Tuesday, December 01, 2009

SECOND QUARTER GDP AT 7.9%

India’s economy grew at its fastest rate in 18 months in the quarter through September, smashing expectations and adding pressure to bring forward an interest rate rise and cut stimulus spending as inflation mounts.

Asia’s third-largest economy grew 7.9% in the past quarter from a year earlier, far above forecasts of 6.3%, but growth was expected to slow this quarter when the impact of a weak monsoon would be seen on crops.

The expansion was driven by government spending, manufacturing, services, and a better-than-forecast farming output, sending bond yields and swap rates higher as investors bet on a rise in rates and the finance minister said growth could hit 7% in the fiscal year ending in March 2010.
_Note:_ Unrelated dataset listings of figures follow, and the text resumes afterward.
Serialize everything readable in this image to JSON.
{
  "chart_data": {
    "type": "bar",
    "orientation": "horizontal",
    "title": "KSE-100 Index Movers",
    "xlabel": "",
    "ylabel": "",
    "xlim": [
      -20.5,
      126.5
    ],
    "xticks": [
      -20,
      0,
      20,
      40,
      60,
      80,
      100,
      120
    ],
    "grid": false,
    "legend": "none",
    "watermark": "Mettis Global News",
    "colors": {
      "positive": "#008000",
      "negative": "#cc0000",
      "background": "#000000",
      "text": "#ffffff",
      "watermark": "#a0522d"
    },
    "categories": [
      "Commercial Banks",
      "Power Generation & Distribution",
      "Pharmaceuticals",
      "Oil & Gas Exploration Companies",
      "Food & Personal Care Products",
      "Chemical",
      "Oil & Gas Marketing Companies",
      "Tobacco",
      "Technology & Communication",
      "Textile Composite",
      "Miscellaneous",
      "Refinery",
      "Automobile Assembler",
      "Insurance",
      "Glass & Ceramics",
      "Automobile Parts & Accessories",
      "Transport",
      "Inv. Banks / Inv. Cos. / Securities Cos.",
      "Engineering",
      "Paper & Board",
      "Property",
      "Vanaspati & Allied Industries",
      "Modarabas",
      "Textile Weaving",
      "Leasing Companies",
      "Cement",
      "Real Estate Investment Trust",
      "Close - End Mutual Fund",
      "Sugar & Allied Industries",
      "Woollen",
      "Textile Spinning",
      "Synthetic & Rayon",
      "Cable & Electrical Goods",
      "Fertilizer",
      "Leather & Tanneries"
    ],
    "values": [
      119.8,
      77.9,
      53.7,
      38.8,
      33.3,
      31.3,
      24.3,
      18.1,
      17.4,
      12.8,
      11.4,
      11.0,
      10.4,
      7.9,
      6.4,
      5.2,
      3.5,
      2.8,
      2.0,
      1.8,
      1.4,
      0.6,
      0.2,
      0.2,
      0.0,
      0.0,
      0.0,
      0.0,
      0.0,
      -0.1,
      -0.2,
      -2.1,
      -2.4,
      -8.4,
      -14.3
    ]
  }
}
“This data could be a green light for the Reserve Bank of India to hike rates, and there are greater chances of this by end of the calendar year,” said Robert Prior-Wandesforde, senior Asia economist at HSBC in Singapore.

“The exit from the fiscal stimulus by the government may also be earlier post the GDP data.”
Prior to the data, most economists had predicted a rate rise sometime between January and April 2010.

In the June quarter, India’s economy grew 6.1% from a year earlier, and Prior-Wandesforde said that by his calculation the last quarter’s growth was the sharpest on a quarter-by-quarter basis since quarterly data began in 1996.

Manufacturing output grew 9.2% in the quarter as consumers bought more cars and other goods.

Larger neighbour China, which along with India is helping to pull the global economy out of its worst recession in decades, clocked growth of 8.9% during the same quarter.